Tuesday, February 02, 2010

Factory School Spin



Here's a hilarious, even surreal article highlighting the pathetic flailing of *parental outsourcers*:

School Addresses Leveling Issue

Information has been circulated about the possibility of classes at the middle-high school being "de-leveled," meaning combining college prep level with honors level in one classroom. The issue came up during the communications portion of the Jan. 20 School Committee meeting.

Last week, the Mariner had a commentary "College prep/honors classes should not be combined" from two parents citing their concerns over the possibility of de-leveling classes at the high school.

Middle-High School Principal Joel Antolini has written a letter to set the record straight on what is going on with scheduling and leveling at the high school level. The letter was mailed to all parents of Middle-High School students this week and is currently posted on the high school’s website.

"At CMHS, our courses are leveled, students are not," Antolini writes. "It is customary for individual students to choose courses from various curriculum areas at different levels."

Many courses, due to student interest, enrollment, and staff availability, are offered at different levels but at the same time, with the same teacher, in the same classroom, Antolini said. In these instances, teachers differentiate instruction to ensure all students are appropriately challenged by the curriculum and reach their full potential.

Next year, the high school will begin to make every effort to ensure students take at least one heterogeneous class in each curriculum area over the course of four years, Antolini said. This effort is an indicator for one of the seven standards of the New England Association of Schools and Colleges (NEASC). The high school will undergo re-accreditation by NEASC in the 2011-2012 school year.

In a phone interview, School Committee chair Adrienne MacCarthy said ensuring each student is challenged and has the opportunity and access to be challenged is a key part of the district’s mission and vision statement.

"The promotion of equity in all students is a goal," MacCarthy said.

Did you get all that?

Parents heard that so-called tracking, i.e. honors classes, was on the chopping block. Honors students, for some classes anyway, would be shuttled back into the flock, and reduced to learning alongside the football team and the cheerleaders. I doubt Biff and Barbie are too excited about this either!

First of all, these parents have no standing. Sure they can write letters and complain, but the fact remains, they don't exactly have the rights of full-freight-paying customers. They're the ones who chose to outsource the *schooling* of their kids to incompetent, corrupt government agents.

Though, y'all have to admit, the administrative spin was a doozy!

Obviously, like every other government school in America, this town is facing cutbacks. Once they lay off teachers (instead of across-the-board paycuts, gutting the administration, or union pension concessions) the stubborn math dictates that classes will get bigger one way or another.

So kids in a history or math class might be bifurcated into sections. Big whoop. They should be spending most of class time independently reading the texts anyway. But I digress.

Here's the doozy:

Next year, the high school will begin to make every effort to ensure students take at least one heterogeneous class in each curriculum area over the course of four years, Antolini said. This effort is an indicator for one of the seven standards of the New England Association of Schools and Colleges (NEASC).

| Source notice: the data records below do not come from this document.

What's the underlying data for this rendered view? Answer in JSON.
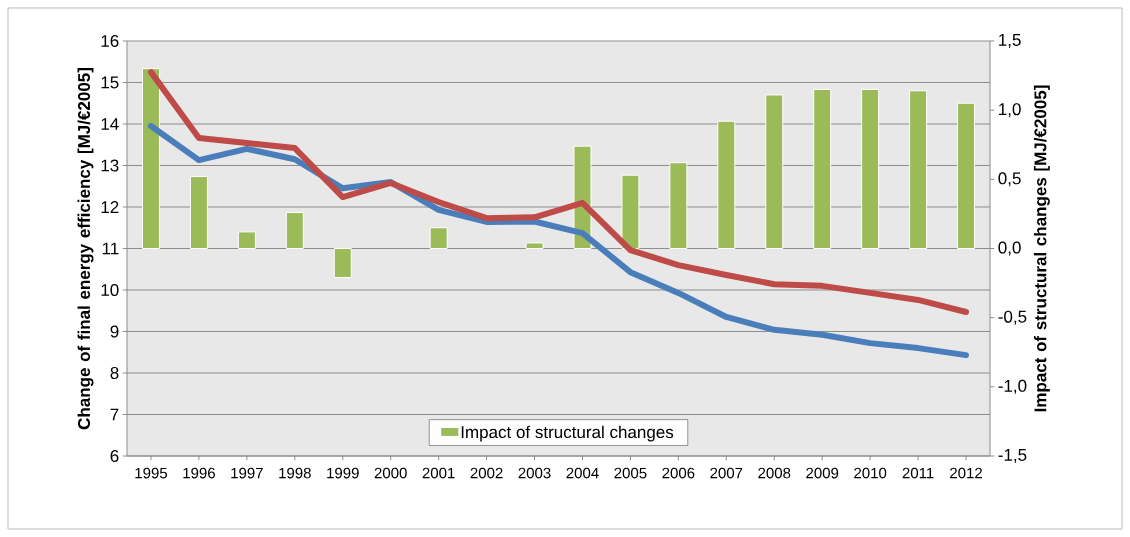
{
  "chart_data": {
    "type": "line",
    "categories": [
      "1995",
      "1996",
      "1997",
      "1998",
      "1999",
      "2000",
      "2001",
      "2002",
      "2003",
      "2004",
      "2005",
      "2006",
      "2007",
      "2008",
      "2009",
      "2010",
      "2011",
      "2012"
    ],
    "series": [
      {
        "color": "#4a7ebb",
        "values": [
          13.95,
          13.13,
          13.4,
          13.15,
          12.45,
          12.6,
          11.93,
          11.64,
          11.65,
          11.37,
          10.43,
          9.93,
          9.35,
          9.04,
          8.92,
          8.72,
          8.6,
          8.43
        ]
      },
      {
        "color": "#be4b48",
        "values": [
          15.25,
          13.66,
          13.54,
          13.42,
          12.24,
          12.58,
          12.12,
          11.73,
          11.75,
          12.1,
          10.96,
          10.6,
          10.36,
          10.14,
          10.1,
          9.93,
          9.76,
          9.47
        ]
      },
      {
        "type": "bar",
        "axis": "y2",
        "name": "Impact of structural changes",
        "color": "#9bbb59",
        "values": [
          1.3,
          0.52,
          0.12,
          0.26,
          -0.21,
          null,
          0.15,
          null,
          0.04,
          0.74,
          0.53,
          0.62,
          0.92,
          1.11,
          1.15,
          1.15,
          1.14,
          1.05
        ]
      }
    ],
    "ylabel": "Change of final energy efficiency [MJ/€2005]",
    "y2label": "Impact of structural changes [MJ/€2005]",
    "ylim": [
      6,
      16
    ],
    "yticks": [
      6,
      7,
      8,
      9,
      10,
      11,
      12,
      13,
      14,
      15,
      16
    ],
    "y2lim": [
      -1.5,
      1.5
    ],
    "y2ticks": [
      {
        "value": -1.5,
        "label": "-1,5"
      },
      {
        "value": -1.0,
        "label": "-1,0"
      },
      {
        "value": -0.5,
        "label": "-0,5"
      },
      {
        "value": 0,
        "label": "0,0"
      },
      {
        "value": 0.5,
        "label": "0,5"
      },
      {
        "value": 1.0,
        "label": "1,0"
      },
      {
        "value": 1.5,
        "label": "1,5"
      }
    ],
    "grid": "y",
    "legend": "bottom"
  }
}
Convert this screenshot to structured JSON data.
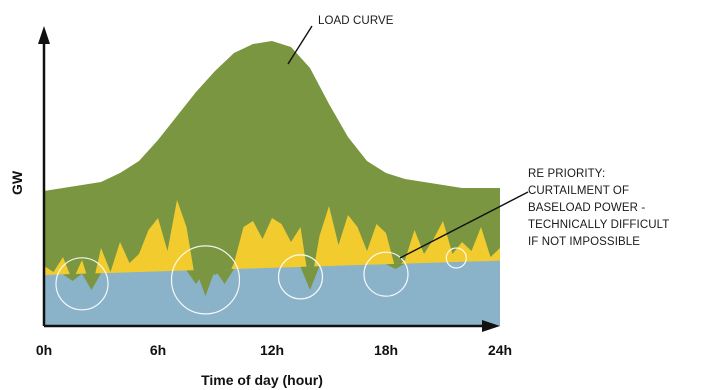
{
  "chart_data": {
    "type": "area",
    "xlabel": "Time of day (hour)",
    "ylabel": "GW",
    "x_ticks": [
      "0h",
      "6h",
      "12h",
      "18h",
      "24h"
    ],
    "xlim": [
      0,
      24
    ],
    "ylim": [
      0,
      100
    ],
    "grid": false,
    "series": [
      {
        "name": "LOAD CURVE",
        "color": "#7a9640",
        "x": [
          0,
          1,
          2,
          3,
          4,
          5,
          6,
          7,
          8,
          9,
          10,
          11,
          12,
          13,
          14,
          15,
          16,
          17,
          18,
          19,
          20,
          21,
          22,
          23,
          24
        ],
        "values": [
          45,
          46,
          47,
          48,
          51,
          55,
          62,
          70,
          78,
          85,
          91,
          94,
          95,
          93,
          86,
          74,
          63,
          55,
          51,
          49,
          48,
          47,
          46,
          46,
          46
        ]
      },
      {
        "color": "#f2cc2e",
        "x": [
          0,
          0.5,
          1,
          1.5,
          2,
          2.5,
          3,
          3.5,
          4,
          4.5,
          5,
          5.5,
          6,
          6.5,
          7,
          7.5,
          8,
          8.5,
          9,
          9.5,
          10,
          10.5,
          11,
          11.5,
          12,
          12.5,
          13,
          13.5,
          14,
          14.5,
          15,
          15.5,
          16,
          16.5,
          17,
          17.5,
          18,
          18.5,
          19,
          19.5,
          20,
          20.5,
          21,
          21.5,
          22,
          22.5,
          23,
          23.5,
          24
        ],
        "values": [
          20,
          18,
          23,
          15,
          22,
          12,
          26,
          18,
          28,
          21,
          24,
          32,
          36,
          25,
          42,
          33,
          14,
          10,
          17,
          14,
          21,
          33,
          35,
          29,
          36,
          34,
          28,
          33,
          12,
          30,
          40,
          27,
          37,
          33,
          25,
          34,
          31,
          19,
          22,
          32,
          24,
          29,
          35,
          24,
          28,
          25,
          33,
          23,
          26
        ]
      },
      {
        "color": "#8ab3c9",
        "x": [
          0,
          1,
          2,
          3,
          4,
          5,
          6,
          7,
          8,
          9,
          10,
          11,
          12,
          13,
          14,
          15,
          16,
          17,
          18,
          19,
          20,
          21,
          22,
          23,
          24
        ],
        "values": [
          17,
          17.2,
          17.4,
          17.6,
          17.8,
          18,
          18.2,
          18.4,
          18.6,
          18.8,
          19,
          19.2,
          19.4,
          19.6,
          19.8,
          20,
          20.2,
          20.4,
          20.6,
          20.8,
          21,
          21.2,
          21.4,
          21.6,
          21.8
        ]
      }
    ],
    "annotations": [
      {
        "text": "LOAD CURVE"
      },
      {
        "lines": [
          "RE PRIORITY:",
          "CURTAILMENT OF",
          "BASELOAD POWER -",
          "TECHNICALLY DIFFICULT",
          "IF NOT IMPOSSIBLE"
        ]
      }
    ],
    "highlight_dips_at_hours": [
      2,
      8.5,
      13.5,
      18,
      21.7
    ]
  }
}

Forget forget MCAS rankings, forget SATs and getting graduates into revered colleges, and don't worry about *keeping up with China* anymore. No, in this era of bankrupt schools, now HETEROGENEOUS classes are deemed paramount, even spun as ideal!
...ensuring each student is challenged and has the opportunity and access to be challenged is a key part of the district’s mission and vision statement.

Hah! Make sure every kid has the opportunity to be *challenged* - I guess except for the alleged best and brightest!

Okay, can't waste too much time or too many words here. To wrap this one up, somebody please reconcile these two excerpts:

"At CMHS, our courses are leveled, students are not,"

"The promotion of equity in all students is a goal,"



Anyone who generally thinks that all factories in China do is produce inferior junk and pollution....

They ought to take a sober look at the mind factories here, the ones they send sentence their precious children to.